Healthy Skepticism Library item: 15265
Warning: This library includes all items relevant to health product marketing that we are aware of regardless of quality. Often we do not agree with all or part of the contents.
 
Publication type: news
Mundy A.
Grassley Says Knee Device Maker Was ‘Calling the Shots’ at FDA
The Wall Street Journal Health Blog 2009 Mar 10
http://blogs.wsj.com/health/2009/03/10/grassley-says-knee-device-maker-was-calling-the-shots-at-fda/
Full text:
Sen. Chuck Grassley is busy again, asking for information about the FDA’s approval last fall of a knee implant made by ReGen Biologics.
After a WSJ article about a controversy involving the approval appeared Friday, Grassley sent letters to the FDA and ReGen, based in Hackensack, N.J., asking for documents about their interactions, particularly those leading up to an FDA advisory committee meeting about the device held Nov. 14.
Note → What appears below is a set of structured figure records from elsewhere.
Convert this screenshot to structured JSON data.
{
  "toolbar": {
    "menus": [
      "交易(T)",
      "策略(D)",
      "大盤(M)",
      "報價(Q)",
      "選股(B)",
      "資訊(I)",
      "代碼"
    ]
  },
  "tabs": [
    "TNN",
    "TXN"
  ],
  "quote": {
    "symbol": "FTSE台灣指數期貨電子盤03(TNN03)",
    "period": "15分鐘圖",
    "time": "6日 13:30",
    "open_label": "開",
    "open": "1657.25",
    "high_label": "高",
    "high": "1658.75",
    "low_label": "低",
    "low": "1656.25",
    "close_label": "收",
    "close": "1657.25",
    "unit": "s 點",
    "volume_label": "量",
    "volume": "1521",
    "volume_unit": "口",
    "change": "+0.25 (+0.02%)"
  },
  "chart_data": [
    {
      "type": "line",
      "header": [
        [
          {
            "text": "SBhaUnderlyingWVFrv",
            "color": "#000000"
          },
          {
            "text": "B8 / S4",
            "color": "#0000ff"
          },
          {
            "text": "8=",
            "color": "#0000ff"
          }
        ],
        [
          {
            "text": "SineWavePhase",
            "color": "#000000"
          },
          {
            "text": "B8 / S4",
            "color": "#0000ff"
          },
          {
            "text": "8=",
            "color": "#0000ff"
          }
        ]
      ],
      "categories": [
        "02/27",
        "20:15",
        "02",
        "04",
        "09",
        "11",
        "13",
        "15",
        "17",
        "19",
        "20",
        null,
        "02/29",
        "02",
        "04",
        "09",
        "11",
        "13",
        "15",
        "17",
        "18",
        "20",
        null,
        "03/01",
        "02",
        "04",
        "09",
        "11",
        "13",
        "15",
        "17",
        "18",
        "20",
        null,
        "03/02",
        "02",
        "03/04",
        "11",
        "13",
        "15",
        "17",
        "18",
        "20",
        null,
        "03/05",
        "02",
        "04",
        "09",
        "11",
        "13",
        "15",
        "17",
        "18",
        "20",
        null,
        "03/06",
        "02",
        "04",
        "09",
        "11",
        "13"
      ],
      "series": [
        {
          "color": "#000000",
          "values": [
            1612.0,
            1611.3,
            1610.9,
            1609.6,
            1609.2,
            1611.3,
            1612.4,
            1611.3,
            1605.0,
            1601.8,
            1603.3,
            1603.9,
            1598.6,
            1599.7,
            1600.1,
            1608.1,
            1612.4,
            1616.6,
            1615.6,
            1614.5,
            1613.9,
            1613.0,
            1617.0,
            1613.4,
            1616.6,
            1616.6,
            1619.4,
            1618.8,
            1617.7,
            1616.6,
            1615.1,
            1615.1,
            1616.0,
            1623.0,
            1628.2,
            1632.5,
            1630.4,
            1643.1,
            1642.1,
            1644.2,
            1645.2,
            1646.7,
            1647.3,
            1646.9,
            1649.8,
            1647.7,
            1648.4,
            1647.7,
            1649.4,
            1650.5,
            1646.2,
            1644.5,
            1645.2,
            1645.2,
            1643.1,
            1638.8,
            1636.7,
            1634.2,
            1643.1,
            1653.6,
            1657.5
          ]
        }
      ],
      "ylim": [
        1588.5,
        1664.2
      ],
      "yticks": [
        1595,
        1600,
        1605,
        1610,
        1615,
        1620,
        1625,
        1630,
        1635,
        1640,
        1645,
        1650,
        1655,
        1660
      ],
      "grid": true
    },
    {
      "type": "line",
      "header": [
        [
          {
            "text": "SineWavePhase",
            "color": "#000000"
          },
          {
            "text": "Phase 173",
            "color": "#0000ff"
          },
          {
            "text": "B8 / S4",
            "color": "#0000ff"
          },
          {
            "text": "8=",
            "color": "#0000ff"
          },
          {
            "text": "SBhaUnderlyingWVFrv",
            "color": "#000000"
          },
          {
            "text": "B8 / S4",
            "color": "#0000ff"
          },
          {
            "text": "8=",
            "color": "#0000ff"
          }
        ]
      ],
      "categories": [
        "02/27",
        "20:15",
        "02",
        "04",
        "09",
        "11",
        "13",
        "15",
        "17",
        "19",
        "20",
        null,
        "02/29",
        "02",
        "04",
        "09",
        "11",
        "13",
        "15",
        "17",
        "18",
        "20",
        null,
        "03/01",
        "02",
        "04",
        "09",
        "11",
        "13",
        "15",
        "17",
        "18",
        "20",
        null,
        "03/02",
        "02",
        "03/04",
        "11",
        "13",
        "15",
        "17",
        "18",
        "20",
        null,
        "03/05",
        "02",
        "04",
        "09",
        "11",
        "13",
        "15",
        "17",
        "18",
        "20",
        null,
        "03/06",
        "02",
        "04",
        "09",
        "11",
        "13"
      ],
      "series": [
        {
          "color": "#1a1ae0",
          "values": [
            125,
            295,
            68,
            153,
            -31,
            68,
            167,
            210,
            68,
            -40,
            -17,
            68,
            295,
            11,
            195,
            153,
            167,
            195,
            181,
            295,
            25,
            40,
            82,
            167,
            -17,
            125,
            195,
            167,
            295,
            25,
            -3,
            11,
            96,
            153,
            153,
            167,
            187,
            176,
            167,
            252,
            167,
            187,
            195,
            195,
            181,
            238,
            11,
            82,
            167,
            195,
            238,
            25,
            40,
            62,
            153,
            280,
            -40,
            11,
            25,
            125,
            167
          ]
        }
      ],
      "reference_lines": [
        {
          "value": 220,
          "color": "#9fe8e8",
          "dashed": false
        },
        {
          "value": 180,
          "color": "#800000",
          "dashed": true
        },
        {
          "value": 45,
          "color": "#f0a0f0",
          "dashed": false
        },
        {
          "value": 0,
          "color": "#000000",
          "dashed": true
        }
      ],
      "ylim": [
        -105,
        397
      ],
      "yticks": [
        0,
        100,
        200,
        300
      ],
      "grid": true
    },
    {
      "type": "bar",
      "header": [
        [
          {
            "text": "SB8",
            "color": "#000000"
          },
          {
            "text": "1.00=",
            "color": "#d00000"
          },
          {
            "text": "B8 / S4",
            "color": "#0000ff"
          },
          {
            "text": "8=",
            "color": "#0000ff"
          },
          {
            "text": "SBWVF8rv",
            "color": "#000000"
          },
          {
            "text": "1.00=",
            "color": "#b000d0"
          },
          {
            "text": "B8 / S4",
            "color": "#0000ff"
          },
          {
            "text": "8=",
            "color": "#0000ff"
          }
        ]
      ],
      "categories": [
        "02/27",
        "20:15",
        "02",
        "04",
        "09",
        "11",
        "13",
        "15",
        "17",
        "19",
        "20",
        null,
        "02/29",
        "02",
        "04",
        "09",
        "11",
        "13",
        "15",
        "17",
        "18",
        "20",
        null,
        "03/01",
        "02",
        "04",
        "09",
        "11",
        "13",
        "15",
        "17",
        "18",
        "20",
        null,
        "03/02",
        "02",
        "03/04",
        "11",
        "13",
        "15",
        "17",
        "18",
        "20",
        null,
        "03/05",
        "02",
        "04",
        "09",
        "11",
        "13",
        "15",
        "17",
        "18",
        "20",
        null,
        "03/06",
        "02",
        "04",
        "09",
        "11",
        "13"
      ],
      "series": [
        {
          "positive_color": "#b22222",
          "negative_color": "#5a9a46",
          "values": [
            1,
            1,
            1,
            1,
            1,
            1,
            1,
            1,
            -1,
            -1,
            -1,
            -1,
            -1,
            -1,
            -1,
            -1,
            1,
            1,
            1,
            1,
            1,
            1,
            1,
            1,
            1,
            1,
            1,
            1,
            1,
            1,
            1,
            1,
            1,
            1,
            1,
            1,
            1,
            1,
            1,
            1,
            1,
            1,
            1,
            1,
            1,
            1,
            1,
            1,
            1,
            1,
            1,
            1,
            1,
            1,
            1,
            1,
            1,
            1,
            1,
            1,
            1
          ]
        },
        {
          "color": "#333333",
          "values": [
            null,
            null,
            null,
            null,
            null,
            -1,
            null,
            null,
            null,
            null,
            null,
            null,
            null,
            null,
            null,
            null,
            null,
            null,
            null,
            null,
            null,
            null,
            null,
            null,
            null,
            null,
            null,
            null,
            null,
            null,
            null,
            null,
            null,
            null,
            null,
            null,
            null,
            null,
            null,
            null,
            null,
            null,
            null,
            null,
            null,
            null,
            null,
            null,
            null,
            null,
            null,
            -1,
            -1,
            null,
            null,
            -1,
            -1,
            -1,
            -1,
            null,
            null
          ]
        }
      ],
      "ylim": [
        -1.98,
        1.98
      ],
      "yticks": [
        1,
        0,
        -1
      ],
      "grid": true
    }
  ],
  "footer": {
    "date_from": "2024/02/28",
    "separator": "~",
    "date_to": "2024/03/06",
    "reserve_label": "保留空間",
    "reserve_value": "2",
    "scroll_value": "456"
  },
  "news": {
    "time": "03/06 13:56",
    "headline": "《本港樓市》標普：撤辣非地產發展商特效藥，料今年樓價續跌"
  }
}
The Iowa Republican, who has been investigating the drug and device divisions of the FDA for several years, said his inquiry is based on emails that “make it look like the device maker was calling the shots and the FDA was going out of its way to accommodate the company.”
The Grassley letter also mentions a study that ReGen sponsored to support approval of its device. One of the study’s nine authors was William Rodkey, ReGen’s VP of scientific affairs, and Grassley says another was J. Richard Steadman, a company director. See ReGen’s directors here.
Even though an FDA memo mentions the company positions of the two men, slides prepared by the agency for its advisory committee meeting “did not mention that these two authors were affiliated with ReGen,” the Grassley letter says. The director of the FDA’s device center, Daniel Schultz, told the WSJ that the agency wasn’t trying to hide anything.
The ReGen-backed study was published in the Journal of Bone and Joint Surgery in July 2008, which also didn’t mention the authors’ company connections. The editor of the journal, James Heckman, said he wasn’t aware of the specific company ties of then men, but that the journal’s disclosure form only asks authors to report receiving more than $10,000 in a year from a sponsor company for work outside the study research itself.
Readers, said Heckman, should be “nervous” if they see a disclosure that one or more authors got more than $10,000 (such authors aren’t specifically named under the policy). But he said it isn’t his role to list business affiliations of the authors. “My motto is caveat lector,” he said: Let the reader beware.
ReGen told the WSJ that the medical journal’s disclosure policies had been followed, adding, “ReGen believes that the disclosure in the article made it clear that authors had financial connections to ReGen.”